Adding that latter condition, I finally obtained:
tg(x)=x
where x=wt
That gives t~4.49/w

 

[Chestermiller]

Actually, I didn't want to bring this up, but you're still wrong as far as I am concerned. Recheck your algebra. I have checked my calculations numerous times and v1 = Mv0/(m+M) not 2Mv0/(m+M).

Uh Oh. I check it numerous times too, and got 2Mv0/(m+M). Here is the sequence of steps:

I started with the following:
v_M=v_0\frac{M-m}{M+m}
v_1=\frac{M(v_0-v_M)}{m}

Substituting the first equation into the second equation, I get:
v_1=\frac{Mv_0}{m}\left(1-\frac{(M-m)}{(M+m)}\right)=\frac{Mv_0}{m}\frac{(M+m)-(M-m)}{(M+m)}=\frac{Mv_0}{m}\frac{2m}{(M+m)}=\frac{2Mv_0}{M+m}
I can't see where I made a mistake.

 

[Chestermiller]

From the previous equations I presented, I get:

ωt=\sqrt{\left(\frac{M}{m}\right)^2-1}
so,
\cos\left(\sqrt{\left(\frac{M}{m}\right)^2-1}\right)=-\frac{m}{M}
This needs to be solved for m/M.

 

[peripatein]

I have checked mine several times as well and obtained the following:
v_M = (Mv₀ - 2mv₁)/M
v₁ = Mv₀/(M+m)
Hence,
v_M=v₀(M-m)/(M+m)

 

[haruspex]

Uh Oh. I check it numerous times too, and got 2Mv0/(m+M). Here is the sequence of steps:

I started with the following:
v_M=v_0\frac{M-m}{M+m}
v_1=\frac{M(v_0-v_M)}{m}

Substituting the first equation into the second equation, I get:
v_1=\frac{Mv_0}{m}\left(1-\frac{(M-m)}{(M+m)}\right)=\frac{Mv_0}{m}\frac{(M+m)-(M-m)}{(M+m)}=\frac{Mv_0}{m}\frac{2m}{(M+m)}=\frac{2Mv_0}{M+m}
I can't see where I made a mistake.

I get the same. peripatein, please post your calculation.
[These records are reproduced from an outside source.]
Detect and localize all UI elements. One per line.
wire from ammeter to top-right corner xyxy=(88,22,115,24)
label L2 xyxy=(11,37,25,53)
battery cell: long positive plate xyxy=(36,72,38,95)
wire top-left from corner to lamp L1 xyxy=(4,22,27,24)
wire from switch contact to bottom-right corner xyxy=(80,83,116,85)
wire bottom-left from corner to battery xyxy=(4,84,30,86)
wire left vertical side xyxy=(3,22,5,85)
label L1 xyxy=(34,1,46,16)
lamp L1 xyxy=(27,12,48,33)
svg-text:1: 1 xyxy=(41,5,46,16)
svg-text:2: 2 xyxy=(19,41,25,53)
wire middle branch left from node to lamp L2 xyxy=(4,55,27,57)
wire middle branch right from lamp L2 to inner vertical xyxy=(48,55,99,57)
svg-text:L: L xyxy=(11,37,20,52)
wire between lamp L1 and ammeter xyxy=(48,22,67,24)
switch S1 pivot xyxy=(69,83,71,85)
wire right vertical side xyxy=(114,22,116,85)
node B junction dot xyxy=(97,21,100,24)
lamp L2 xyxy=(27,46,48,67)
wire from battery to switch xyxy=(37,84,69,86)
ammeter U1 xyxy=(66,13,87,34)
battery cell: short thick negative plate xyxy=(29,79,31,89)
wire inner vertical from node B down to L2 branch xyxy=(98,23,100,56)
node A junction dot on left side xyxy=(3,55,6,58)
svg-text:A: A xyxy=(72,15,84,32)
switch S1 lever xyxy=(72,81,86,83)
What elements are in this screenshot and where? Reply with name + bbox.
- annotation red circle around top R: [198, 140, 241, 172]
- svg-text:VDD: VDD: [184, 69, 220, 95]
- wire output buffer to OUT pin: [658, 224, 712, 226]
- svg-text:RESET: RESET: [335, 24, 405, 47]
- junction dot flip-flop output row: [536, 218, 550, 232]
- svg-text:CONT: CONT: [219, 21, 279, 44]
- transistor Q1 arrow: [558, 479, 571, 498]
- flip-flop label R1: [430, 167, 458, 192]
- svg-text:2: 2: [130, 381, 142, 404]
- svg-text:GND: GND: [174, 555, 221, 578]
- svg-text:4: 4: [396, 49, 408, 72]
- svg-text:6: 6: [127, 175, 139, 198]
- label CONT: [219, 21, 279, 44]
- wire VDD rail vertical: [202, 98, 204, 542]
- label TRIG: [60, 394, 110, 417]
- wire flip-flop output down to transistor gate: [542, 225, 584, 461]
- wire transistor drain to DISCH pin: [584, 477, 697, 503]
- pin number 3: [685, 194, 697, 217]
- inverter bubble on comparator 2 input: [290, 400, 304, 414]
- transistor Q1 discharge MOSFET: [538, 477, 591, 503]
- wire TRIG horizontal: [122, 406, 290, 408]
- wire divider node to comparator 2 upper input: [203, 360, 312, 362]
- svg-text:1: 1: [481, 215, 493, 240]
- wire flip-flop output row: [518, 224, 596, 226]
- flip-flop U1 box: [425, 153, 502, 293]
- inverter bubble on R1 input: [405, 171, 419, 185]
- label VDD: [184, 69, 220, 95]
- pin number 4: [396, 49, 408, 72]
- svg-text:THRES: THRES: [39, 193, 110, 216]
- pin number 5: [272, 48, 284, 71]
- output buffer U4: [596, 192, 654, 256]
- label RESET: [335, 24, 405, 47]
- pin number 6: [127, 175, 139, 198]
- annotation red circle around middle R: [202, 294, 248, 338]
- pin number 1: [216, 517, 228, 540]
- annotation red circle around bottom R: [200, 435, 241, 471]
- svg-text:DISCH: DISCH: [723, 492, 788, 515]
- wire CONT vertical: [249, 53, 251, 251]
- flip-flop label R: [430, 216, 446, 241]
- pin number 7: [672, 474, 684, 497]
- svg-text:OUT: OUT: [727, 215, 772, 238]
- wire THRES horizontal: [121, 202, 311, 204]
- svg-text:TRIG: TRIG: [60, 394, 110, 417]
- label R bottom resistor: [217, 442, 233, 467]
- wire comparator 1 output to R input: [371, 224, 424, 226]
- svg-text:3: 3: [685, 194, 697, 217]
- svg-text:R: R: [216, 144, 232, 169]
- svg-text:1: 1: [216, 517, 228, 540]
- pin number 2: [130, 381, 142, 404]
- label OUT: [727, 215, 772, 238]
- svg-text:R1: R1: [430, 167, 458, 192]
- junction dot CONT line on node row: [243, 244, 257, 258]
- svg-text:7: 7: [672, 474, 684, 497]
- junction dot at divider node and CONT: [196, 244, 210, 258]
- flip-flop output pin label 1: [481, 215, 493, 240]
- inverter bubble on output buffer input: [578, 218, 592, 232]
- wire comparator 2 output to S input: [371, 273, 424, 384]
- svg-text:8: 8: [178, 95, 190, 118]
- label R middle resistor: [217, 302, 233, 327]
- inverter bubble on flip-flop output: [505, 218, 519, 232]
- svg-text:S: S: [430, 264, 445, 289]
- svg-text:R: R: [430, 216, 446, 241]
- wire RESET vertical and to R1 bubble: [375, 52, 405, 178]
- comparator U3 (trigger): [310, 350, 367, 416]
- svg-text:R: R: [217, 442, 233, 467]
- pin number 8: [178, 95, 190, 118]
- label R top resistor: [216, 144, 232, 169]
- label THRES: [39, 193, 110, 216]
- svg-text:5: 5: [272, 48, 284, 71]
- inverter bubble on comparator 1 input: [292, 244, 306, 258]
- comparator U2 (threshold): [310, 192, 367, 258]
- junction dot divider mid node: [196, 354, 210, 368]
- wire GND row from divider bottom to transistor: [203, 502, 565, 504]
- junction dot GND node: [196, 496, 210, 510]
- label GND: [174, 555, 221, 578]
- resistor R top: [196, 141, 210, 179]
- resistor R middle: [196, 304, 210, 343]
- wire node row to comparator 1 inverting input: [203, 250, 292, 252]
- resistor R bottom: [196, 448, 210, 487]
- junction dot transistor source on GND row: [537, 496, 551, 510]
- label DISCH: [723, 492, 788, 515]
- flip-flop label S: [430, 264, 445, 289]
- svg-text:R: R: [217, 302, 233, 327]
what do you mean by "sketch that"?

Sketching is not the same as solving graphically (which requires an accurate drawing).
I was trying to get you to see that the straight line representing the subsequent motion of M had to be tangential to the curve for the motion of m. This is the same as Chester's observation that the velocities must match as well as the positions, and therefore produces the same equation.

 

[peripatein]

I am going to leave it the way it is, so no need to repost. In any case, it doesn't matter much. The physics is the essence.
But thank you very much for your help; I am sincerely grateful! :)

 

[Chestermiller]

I have checked mine several times as well and obtained the following:
v_M = (Mv₀ - 2mv₁)/M
v₁ = Mv₀/(M+m)
Hence,
v_M=v₀(M-m)/(M+m)

The first of these equations is not consistent with the momentum balance. Where did the 2 come from? See post #6 by fightfish (which is correct).

 

[Chestermiller]

Adding that latter condition, I finally obtained:
tg(x)=x
where x=wt
That gives t~4.49/w

This result for x is approximately correct. So, m/M=-cos(4.49) is the solution you have been looking for. That completes the solution.